Let's start with the insides since that's where all the magic happens. The phone is sporting a 1GHz Qualcomm Snapdragon CPU and an Adreno 205 GPU. Neither of these chips by themselves is terrible but if you look at the summer line up that the Play has to stack against (Droid Bionic, LG Optimus 2X, Samsung Galaxy S II and HTC's EVO 3D) it seems this phone might have waited a bit too long, all of the aforementioned phones are sporting dual core processors of varying speeds. The phone has a 1500mAh battery packed in and is stuffed full of 512 MB of ram for your apps and games to access. Hit the break to read the rest of the run down.
On the outside, you have to start with the slider obviously. Push the phone open half way and the screen will snap into place and expose it's sexy gaming internals to your thumbs and fingers. The phone has the Playstation branded triangle, square, circle and X buttons on the left and a D-pad on the right with two analog pads stuffed in between. No telling how these will react when compared to real analog sticks and it seems to be something that should be tested for one's self. There are right and a left shoulder buttons situated on top of the phone when you have the slider out. But there are a few drawbacks that have been pointed out on the phone. The screen is noticeably dimmer, to the point where Engadget called it "one of the worst screens we've seen on a review phone, hell, review hardware of any kind." And the phone's casing as a whole is made from plastic and one can get creaks and groans from phone without too much pressure. Plastic is not unheard of from smartphones but this just doesn't seem up to snuff on this handset.

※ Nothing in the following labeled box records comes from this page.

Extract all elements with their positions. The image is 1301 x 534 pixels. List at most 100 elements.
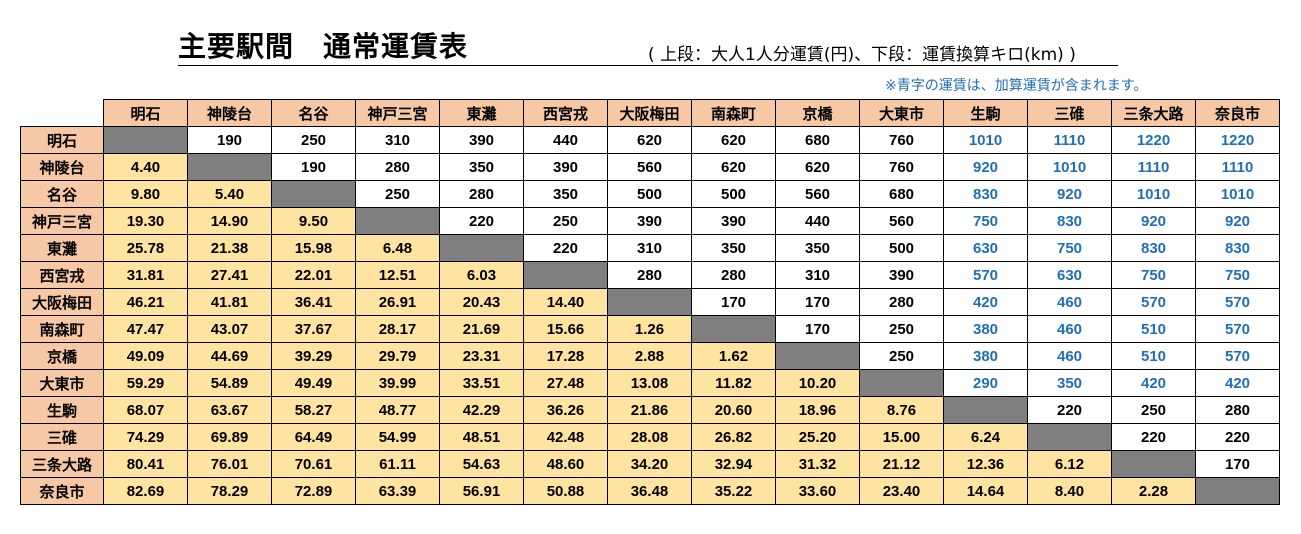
table-row: 生駒 68.07 63.67 58.27 48.77 42.29 36.26 21.86 20.… <box>20 396 1280 424</box>
diagonal-cell <box>103 126 188 154</box>
fare-cell: 280 <box>1195 396 1280 424</box>
fare-cell: 1220 <box>1195 126 1280 154</box>
distance-cell: 14.90 <box>187 207 272 235</box>
row-header: 三碓 <box>20 423 104 451</box>
fare-cell: 250 <box>355 180 440 208</box>
distance-cell: 43.07 <box>187 315 272 343</box>
fare-table: 明石 神陵台 名谷 神戸三宮 東灘 西宮戎 大阪梅田 南森町 京橋 大東市 生駒 三碓 三条大路 奈良市 … <box>20 99 1280 505</box>
page-title: 主要駅間 通常運賃表 <box>178 30 469 63</box>
surcharge-note: ※青字の運賃は、加算運賃が含まれます。 <box>885 78 1148 94</box>
fare-cell: 350 <box>691 234 776 262</box>
distance-cell: 6.24 <box>943 423 1028 451</box>
diagonal-cell <box>607 288 692 316</box>
fare-cell: 280 <box>691 261 776 289</box>
diagonal-cell <box>1195 477 1280 505</box>
distance-cell: 44.69 <box>187 342 272 370</box>
table-row: 三碓 74.29 69.89 64.49 54.99 48.51 42.48 28.08 26.… <box>20 423 1280 451</box>
fare-cell: 290 <box>943 369 1028 397</box>
distance-cell: 20.43 <box>439 288 524 316</box>
fare-cell: 170 <box>775 288 860 316</box>
distance-cell: 27.41 <box>187 261 272 289</box>
row-header: 西宮戎 <box>20 261 104 289</box>
fare-cell: 220 <box>523 234 608 262</box>
column-header: 三碓 <box>1027 99 1112 127</box>
fare-cell: 460 <box>1027 342 1112 370</box>
row-header: 神戸三宮 <box>20 207 104 235</box>
distance-cell: 21.69 <box>439 315 524 343</box>
diagonal-cell <box>523 261 608 289</box>
distance-cell: 69.89 <box>187 423 272 451</box>
fare-cell: 760 <box>859 153 944 181</box>
column-header: 大東市 <box>859 99 944 127</box>
distance-cell: 82.69 <box>103 477 188 505</box>
table-row: 大東市 59.29 54.89 49.49 39.99 33.51 27.48 13.08 11… <box>20 369 1280 397</box>
diagonal-cell <box>355 207 440 235</box>
fare-cell: 390 <box>439 126 524 154</box>
fare-cell: 750 <box>1027 234 1112 262</box>
row-header: 生駒 <box>20 396 104 424</box>
fare-cell: 570 <box>1195 315 1280 343</box>
diagonal-cell <box>1111 450 1196 478</box>
row-header: 大阪梅田 <box>20 288 104 316</box>
column-header: 生駒 <box>943 99 1028 127</box>
distance-cell: 72.89 <box>271 477 356 505</box>
diagonal-cell <box>439 234 524 262</box>
fare-cell: 390 <box>691 207 776 235</box>
fare-cell: 620 <box>691 153 776 181</box>
distance-cell: 21.12 <box>859 450 944 478</box>
table-row: 南森町 47.47 43.07 37.67 28.17 21.69 15.66 1.26 170… <box>20 315 1280 343</box>
fare-cell: 510 <box>1111 315 1196 343</box>
distance-cell: 48.51 <box>439 423 524 451</box>
distance-cell: 8.40 <box>1027 477 1112 505</box>
distance-cell: 33.51 <box>439 369 524 397</box>
fare-cell: 380 <box>943 342 1028 370</box>
diagonal-cell <box>943 396 1028 424</box>
distance-cell: 36.26 <box>523 396 608 424</box>
fare-cell: 500 <box>859 234 944 262</box>
column-header: 京橋 <box>775 99 860 127</box>
fare-cell: 170 <box>775 315 860 343</box>
row-header: 大東市 <box>20 369 104 397</box>
fare-cell: 460 <box>1027 288 1112 316</box>
distance-cell: 35.22 <box>691 477 776 505</box>
fare-cell: 420 <box>1111 369 1196 397</box>
table-row: 京橋 49.09 44.69 39.29 29.79 23.31 17.28 2.88 1.62… <box>20 342 1280 370</box>
distance-cell: 63.67 <box>187 396 272 424</box>
fare-cell: 250 <box>859 342 944 370</box>
distance-cell: 8.76 <box>859 396 944 424</box>
fare-cell: 510 <box>1111 342 1196 370</box>
fare-cell: 170 <box>1195 450 1280 478</box>
diagonal-cell <box>691 315 776 343</box>
fare-cell: 350 <box>1027 369 1112 397</box>
fare-cell: 250 <box>1111 396 1196 424</box>
fare-cell: 420 <box>1195 369 1280 397</box>
fare-cell: 570 <box>1195 342 1280 370</box>
distance-cell: 29.79 <box>355 342 440 370</box>
distance-cell: 63.39 <box>355 477 440 505</box>
fare-cell: 1010 <box>943 126 1028 154</box>
table-row: 名谷 9.80 5.40 250 280 350 500 500 560 680 830 920 101… <box>20 180 1280 208</box>
fare-cell: 280 <box>355 153 440 181</box>
distance-cell: 28.17 <box>355 315 440 343</box>
fare-cell: 170 <box>691 288 776 316</box>
column-header: 名谷 <box>271 99 356 127</box>
fare-cell: 380 <box>943 315 1028 343</box>
fare-cell: 350 <box>439 153 524 181</box>
fare-cell: 680 <box>859 180 944 208</box>
table-row: 神陵台 4.40 190 280 350 390 560 620 620 760 920 1010 11… <box>20 153 1280 181</box>
fare-cell: 1010 <box>1195 180 1280 208</box>
row-header: 京橋 <box>20 342 104 370</box>
fare-cell: 620 <box>775 153 860 181</box>
distance-cell: 14.40 <box>523 288 608 316</box>
distance-cell: 26.82 <box>691 423 776 451</box>
distance-cell: 23.31 <box>439 342 524 370</box>
column-header: 三条大路 <box>1111 99 1196 127</box>
distance-cell: 49.09 <box>103 342 188 370</box>
fare-cell: 250 <box>859 315 944 343</box>
row-header: 明石 <box>20 126 104 154</box>
fare-cell: 250 <box>271 126 356 154</box>
fare-cell: 570 <box>943 261 1028 289</box>
distance-cell: 9.50 <box>271 207 356 235</box>
distance-cell: 2.28 <box>1111 477 1196 505</box>
distance-cell: 70.61 <box>271 450 356 478</box>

Moving onto the software portion of the phone, there is lots of Android goodness underneath all of this phone. It is one of the first phones to ship with Android 2.3.2, or Gingerbread, loaded stock on the phone. This brings lots of upgrades to the OS and fortunately Sony hasn't skinned the phone too heavily to draw it's performance down too much. There seems to be a slight battery drain to the point of being noticeable to all reviewers but nothing too huge.
But let us move onto what makes the Play really play, the application called Playstation Pocket. Upon sliding the phone out this application will automatically launch and bring you to your games. Unfortunately the only game that the Play will launch with is Crash Bandicoot and it seems that they have taken a page out of the Nintendo launch book and only one game at launch. The rest of the PS One games are "en route" apparently but they will be good games, when they arrive. The Sims 3, Star Battalion HD, Bruce Lee and Fifa 10 are all promised to be here soon. If one will remember, the PS One games were coded for 4:3 display ratio and the Play doesn't automatically stretch them to fit the screen, you can activate it in the menus but the games are already a little taxed before you do so. No problem with load times either from reviews around the internet.
So bottom line: should you get this phone? Preliminary reports would say to wait a little while. Coming from Verizon you're going to be locking yourself into a 2 year long relationship with this phone and with only one game at the line-up I would wait to see and what else Sony has to offer. There are promises of Play-optimized games that will come to the Android Market but those are still MIA as well. This has the chance to be the start of something big here but as of right now wait it out and see how the phone fares the competition.